Atomics

Alejandro · September 18, 2023, 8:46pm

Hi all,

I'd like to finally pitch the 3rd revision to @lorentey 's initial Low-Level Atomic Operations after a few years. Since this was initially proposed, reviewed, revised, and another form was later accepted, the swift-atomics package has been making strides in designing and developing what an atomic API would look like for the standard library. Until very recently, we've had to resort to UnsafeAtomic and ManagedAtomic which are both not the final API that we really wanted to propose. With the introduction of non-copyable structs and enums (and a little compiler magic), we can finally propose the memory safe Atomic<Value> type we've wanted for years. We think this is a great time to propose these features to the Swift standard library.
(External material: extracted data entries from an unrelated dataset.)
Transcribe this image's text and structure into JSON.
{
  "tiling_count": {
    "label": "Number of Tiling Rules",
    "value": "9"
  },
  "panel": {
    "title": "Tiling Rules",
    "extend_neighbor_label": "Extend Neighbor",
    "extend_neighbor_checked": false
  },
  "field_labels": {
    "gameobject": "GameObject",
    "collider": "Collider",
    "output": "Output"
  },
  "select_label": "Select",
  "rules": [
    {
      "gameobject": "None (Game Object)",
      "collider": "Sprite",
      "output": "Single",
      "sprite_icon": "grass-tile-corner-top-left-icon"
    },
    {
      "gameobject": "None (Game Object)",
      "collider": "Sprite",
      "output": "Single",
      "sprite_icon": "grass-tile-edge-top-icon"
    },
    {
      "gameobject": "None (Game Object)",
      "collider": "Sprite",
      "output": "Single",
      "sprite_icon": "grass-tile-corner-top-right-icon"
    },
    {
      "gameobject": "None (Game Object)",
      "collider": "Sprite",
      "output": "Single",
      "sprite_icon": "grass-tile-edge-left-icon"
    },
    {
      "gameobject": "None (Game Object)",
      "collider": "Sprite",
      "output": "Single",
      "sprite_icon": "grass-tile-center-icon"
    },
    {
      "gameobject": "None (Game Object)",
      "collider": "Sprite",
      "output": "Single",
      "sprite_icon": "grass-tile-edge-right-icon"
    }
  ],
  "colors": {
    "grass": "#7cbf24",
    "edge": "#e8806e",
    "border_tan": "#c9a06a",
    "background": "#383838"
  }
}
Low-Level Atomic Operations

Authors: Karoy Lorentey, Alejandro Alonso

gist.github.com

https://gist.github.com/Azoy/89167e0ab3990ab1ed22d2aa8e628295

atomics.md

# Low-Level Atomic Operations ⚛︎

* Proposal: [SE-NNNN](NNNN-atomics.md)
* Author: [Karoy Lorentey](https://github.com/lorentey), [Alejandro Alonso](https://github.com/Azoy)
* Review Manager: TBD
* Bug: [SR-9144](https://github.com/apple/swift/issues/51640)
* Implementation: https://github.com/apple/swift/pull/68857
* Version: 2023-09-18
* Status: **Awaiting review**

This file has been truncated. show original

Please give this a read and let us know what you think!

ksluder · September 18, 2023, 10:01pm

Can you clarify whether Atomic<Value> stores its value inline? Storing it out-of-line would introduce cache coherency problems which don’t exist in C/C++. But I’m hoping that move-only types were the missing piece enabling inline storage.
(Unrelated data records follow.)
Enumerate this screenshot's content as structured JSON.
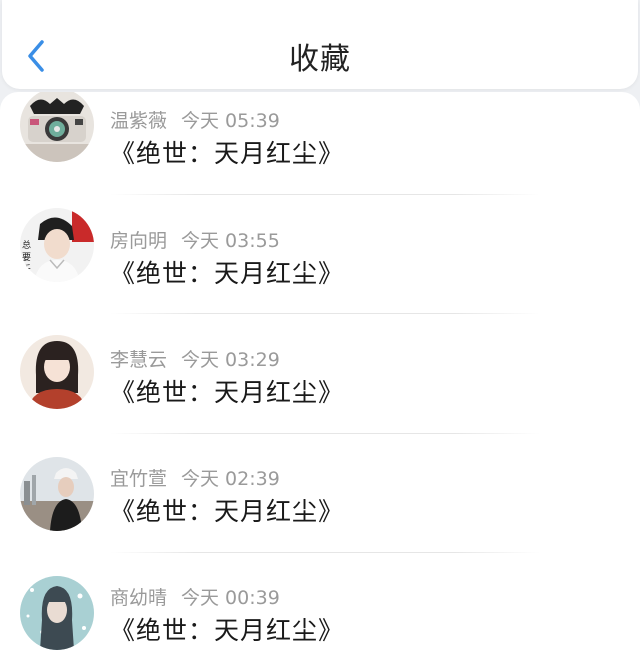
{
  "header": {
    "title": "收藏"
  },
  "items": [
    {
      "name": "温紫薇",
      "time": "今天 05:39",
      "content": "《绝世：天月红尘》"
    },
    {
      "name": "房向明",
      "time": "今天 03:55",
      "content": "《绝世：天月红尘》"
    },
    {
      "name": "李慧云",
      "time": "今天 03:29",
      "content": "《绝世：天月红尘》"
    },
    {
      "name": "宜竹萱",
      "time": "今天 02:39",
      "content": "《绝世：天月红尘》"
    },
    {
      "name": "商幼晴",
      "time": "今天 00:39",
      "content": "《绝世：天月红尘》"
    }
  ],
  "colors": {
    "accent": "#3a8ee6",
    "background": "#eef0f3",
    "meta_text": "#9a9a9a"
  },
  "icons": {
    "back": "chevron-left-icon"
  }
}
Also, atomicMemoryFence seems like a misnomer to me, because unless the relaxed ordering is used, a fence affects all of a thread’s reads and writes. This goes beyond guaranteeing atomicity of a single value. Shortening the name to memoryFence would avoid over-specificity.

Alejandro · September 18, 2023, 10:44pm

Yes!

While atomicMemoryFence itself isn't an atomic operation, it does synchronize memory access and requires an additional atomic operation to set up. I do feel naming this function to something familiar (std::atomic_thread_fence) would be benefit those adopting atomics in Swift. Although to be fair, Rust does just call this fence (fence in std::sync::atomic - Rust) given that not a lot of terminology uses the word fence. We probably would use memoryFence as you mentioned instead of fence though if others think the atomic prefix isn't necessary for this operation.

tclementdev · September 18, 2023, 11:03pm

Should these be let?

private var _last = Atomic<NodePtr?>(nil)
private var _consumerCount = Atomic<Int>(0)

Alejandro · September 18, 2023, 11:07pm

Yep! I've gone ahead and fixed it, thanks!

rvsrvs · September 18, 2023, 11:20pm

Is the current PR in swift-atomics something that could be used to try the Atomic<Value> type? I'd love to start replacing my uses of ManagedAtomic with that type if that is what is going to move to the stdlib.

Alejandro · September 18, 2023, 11:29pm

Yes, that PR could be used to try this new type out. Keep in mind that that PR doesn't have the protocol hierarchy changes, so using it generically might be a bit more awkward than what's proposed, but simple Atomic<Int> operations and such should all be the same.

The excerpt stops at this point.